Recently, I participated in a convening of museum professionals, critics, economists, and others to discuss transformation in the museum field at which one of the participants (someone I greatly admire) said (and I am paraphrasing):
During the recession one kept hearing the advice: ‘The financial crisis is an opportunity – don’t squander it.’
But I fear that’s what we’ve done. We’ve wasted the crisis.
I fear my art world colleague was right.
We wasted our crisis.
Don’t get me wrong: we’re still talking the talk.
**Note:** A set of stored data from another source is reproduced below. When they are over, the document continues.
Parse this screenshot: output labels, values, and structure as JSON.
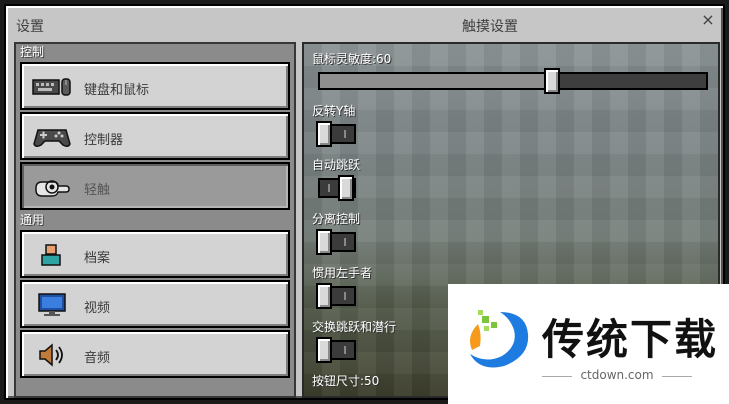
{
  "window": {
    "left_title": "设置",
    "center_title": "触摸设置",
    "close_glyph": "×"
  },
  "sidebar": {
    "section_control": "控制",
    "section_general": "通用",
    "control_items": [
      {
        "label": "键盘和鼠标",
        "icon": "keyboard-mouse-icon",
        "selected": false
      },
      {
        "label": "控制器",
        "icon": "gamepad-icon",
        "selected": false
      },
      {
        "label": "轻触",
        "icon": "touch-hand-icon",
        "selected": true
      }
    ],
    "general_items": [
      {
        "label": "档案",
        "icon": "profile-icon"
      },
      {
        "label": "视频",
        "icon": "monitor-icon"
      },
      {
        "label": "音频",
        "icon": "speaker-icon"
      }
    ]
  },
  "settings": {
    "sensitivity_label": "鼠标灵敏度:60",
    "sensitivity_value": 60,
    "invert_y_label": "反转Y轴",
    "invert_y_on": false,
    "auto_jump_label": "自动跳跃",
    "auto_jump_on": true,
    "split_controls_label": "分离控制",
    "split_controls_on": false,
    "left_handed_label": "惯用左手者",
    "left_handed_on": false,
    "swap_jump_sneak_label": "交换跳跃和潜行",
    "swap_jump_sneak_on": false,
    "button_size_label": "按钮尺寸:50"
  },
  "watermark": {
    "title": "传统下载",
    "subtitle": "ctdown.com"
  },
  "colors": {
    "panel": "#c6c6c6",
    "button": "#d3d3d3",
    "selected_button": "#9a9a9a",
    "logo_green": "#7cc53a",
    "logo_blue": "#1e7be0",
    "logo_orange": "#f59a1b"
  }
}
Whether subtle and slow, or radical and swift, there seems to be agreement among everyone in the arts and culture sector that change/innovation/reform/transformation must come. The world is changing and art organizations need to become more porous, resilient, and flexible; they need to be more outward facing and engaged with the world beyond their doors, more diverse, and less exclusive; and they need to take greater artistic risks, fulfill their research and development roles, provide participatory experiences, take their educational missions seriously, and alter their programming to better reflect and serve their communities.
At least that’s the sector line.
And if you read the occasional report or magazine article highlighting field innovators you might actually comfort yourself with the idea that substantive change across the various arts fields has been happening.
But has it?
Or have most of the changes been cosmetic?
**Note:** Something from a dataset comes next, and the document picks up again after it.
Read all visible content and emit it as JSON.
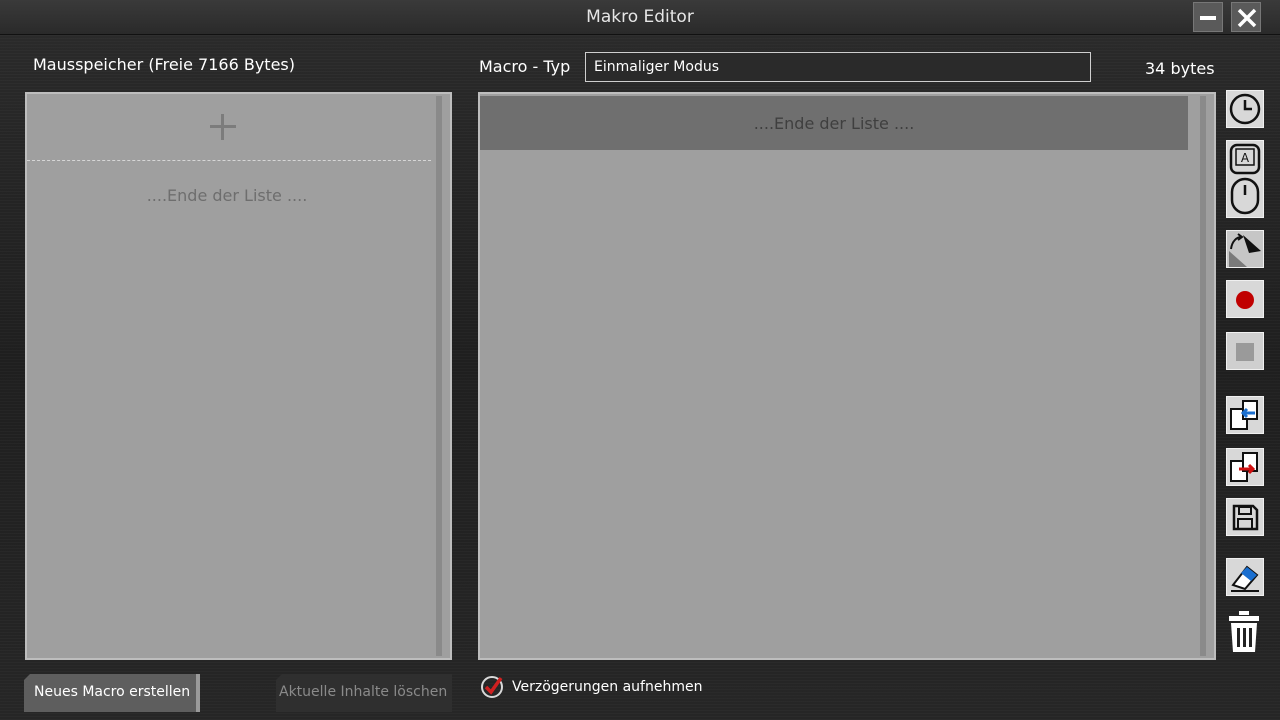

These past four years it seems that many arts organizations have simply hunkered down to wait out the storm. They have once again managed to kick the can down the street (to borrow a metaphor used by another friend a couple weeks ago when commenting on the decades of can-kicking that, she surmised, led to the spate of recent orchestra strikes).
Yes, of course there are bright spots – but most of them seem to be organizations that were already firing on all cylinders before the crisis. There have been bright spots for years and there will continue to be.
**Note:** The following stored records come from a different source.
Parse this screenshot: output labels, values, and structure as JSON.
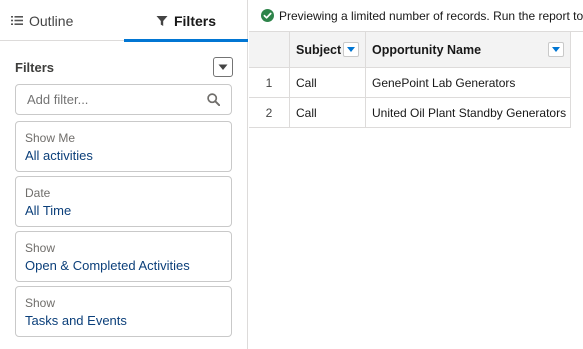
{
  "tabs": {
    "outline_label": "Outline",
    "filters_label": "Filters"
  },
  "filters_panel": {
    "title": "Filters",
    "add_filter_placeholder": "Add filter...",
    "cards": [
      {
        "label": "Show Me",
        "value": "All activities"
      },
      {
        "label": "Date",
        "value": "All Time"
      },
      {
        "label": "Show",
        "value": "Open & Completed Activities"
      },
      {
        "label": "Show",
        "value": "Tasks and Events"
      }
    ]
  },
  "preview": {
    "notice": "Previewing a limited number of records. Run the report to"
  },
  "table": {
    "columns": [
      "Subject",
      "Opportunity Name"
    ],
    "rows": [
      {
        "num": "1",
        "subject": "Call",
        "opportunity": "GenePoint Lab Generators"
      },
      {
        "num": "2",
        "subject": "Call",
        "opportunity": "United Oil Plant Standby Generators"
      }
    ]
  },
  "colors": {
    "accent": "#0176d3",
    "success": "#2e844a",
    "link_text": "#0b3f7a"
  },
  "icons": {
    "outline": "list-icon",
    "filters": "filter-icon",
    "search": "search-icon",
    "notice": "success-check-icon",
    "dropdown": "chevron-down-icon"
  }
}
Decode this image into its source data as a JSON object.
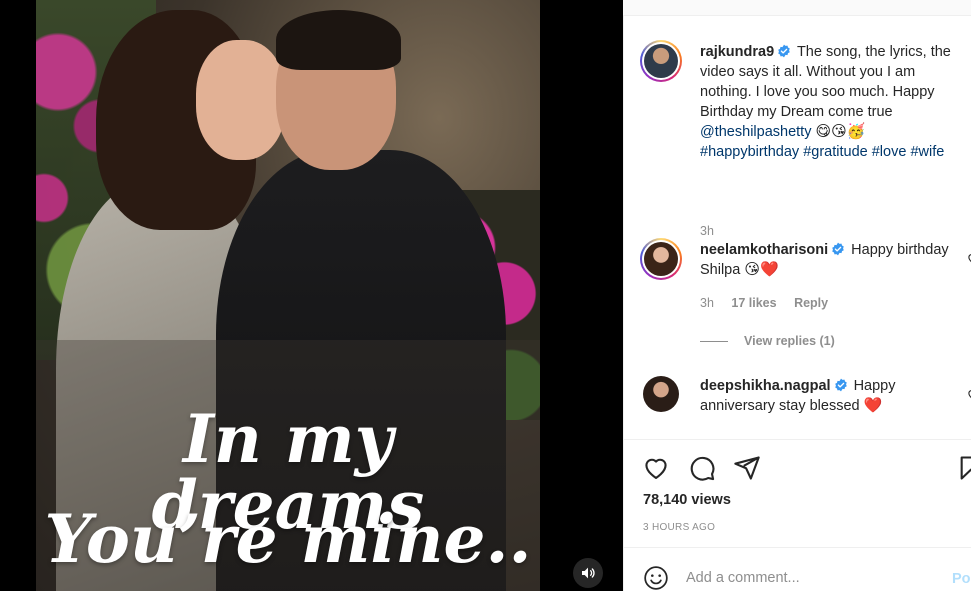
{
  "media": {
    "caption_line_1": "In my dreams",
    "caption_line_2": "You’re mine..",
    "mute_icon": "volume-icon"
  },
  "post": {
    "author": "rajkundra9",
    "verified": true,
    "text": "The song, the lyrics, the video says it all. Without you I am nothing. I love you soo much. Happy Birthday my Dream come true",
    "mention": "@theshilpashetty",
    "emojis": "😋😘🥳",
    "hashtags": [
      "#happybirthday",
      "#gratitude",
      "#love",
      "#wife"
    ],
    "time": "3h"
  },
  "comments": [
    {
      "username": "neelamkotharisoni",
      "verified": true,
      "text": "Happy birthday Shilpa",
      "emojis": "😘❤️",
      "time": "3h",
      "likes": "17 likes",
      "reply_label": "Reply",
      "view_replies": "View replies (1)"
    },
    {
      "username": "deepshikha.nagpal",
      "verified": true,
      "text": "Happy anniversary stay blessed",
      "emojis": "❤️"
    }
  ],
  "actions": {
    "like_icon": "heart-icon",
    "comment_icon": "comment-icon",
    "share_icon": "share-icon",
    "save_icon": "bookmark-icon"
  },
  "stats": {
    "views": "78,140 views",
    "timestamp": "3 HOURS AGO"
  },
  "composer": {
    "placeholder": "Add a comment...",
    "post_label": "Po"
  },
  "colors": {
    "link": "#00376b",
    "verified": "#3897f0",
    "heart_red": "#ed4956",
    "muted": "#8e8e8e",
    "post_disabled": "#b2dffc"
  }
}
But what about the rest? The under-performing? The over-leveraged, deficit-accumulating, audience-waning, administratively bloated, artistically tired, and community-disengaged? For all the talk about the economic crisis and the opportunity for it to provide the impetus for the arts sector to transform itself into something more intellectually relevant and socially inclusive, it seems that we have arrived at the “new normal” and it looks an awful lot like the old one.
Am I the only one starting to lose faith that widespread, systemic change is really going to come in the professional nonprofit fine arts sector?
We have been telling ourselves that in order to survive in the future the arts “must” transform; but the past four years seem to indicate otherwise. Evidently, the world will not demand transformation from us—it seems we can postpone transformation (or perhaps avoid it entirely) and survive simply by becoming more commercial, or more exclusive, or simply less ambitious and excellent (i.e., mediocre) versions of our former selves.
So, if we want transformation, it seems we will need to choose it (something that NYU professor Paul Light suggested a few years back in his provocative essay on the four futures of the nonprofit sector arising from the economic recession).
While the heat may be off for the time-being, I still believe that transformation of the nonprofit arts sector is necessary, desirable, and possible. Not a transformation that we flee to because there is an ax over our heads, but one we choose because we have come to the disquieting realization that we are on the wrong path—a path that leads to an end that is incongruous with our social purpose in this world—and that it is unacceptable to continue down it.
I haven’t been writing much on Jumper due to an intense term at the university, which has just ended. I expect to resume weekly posting with this post.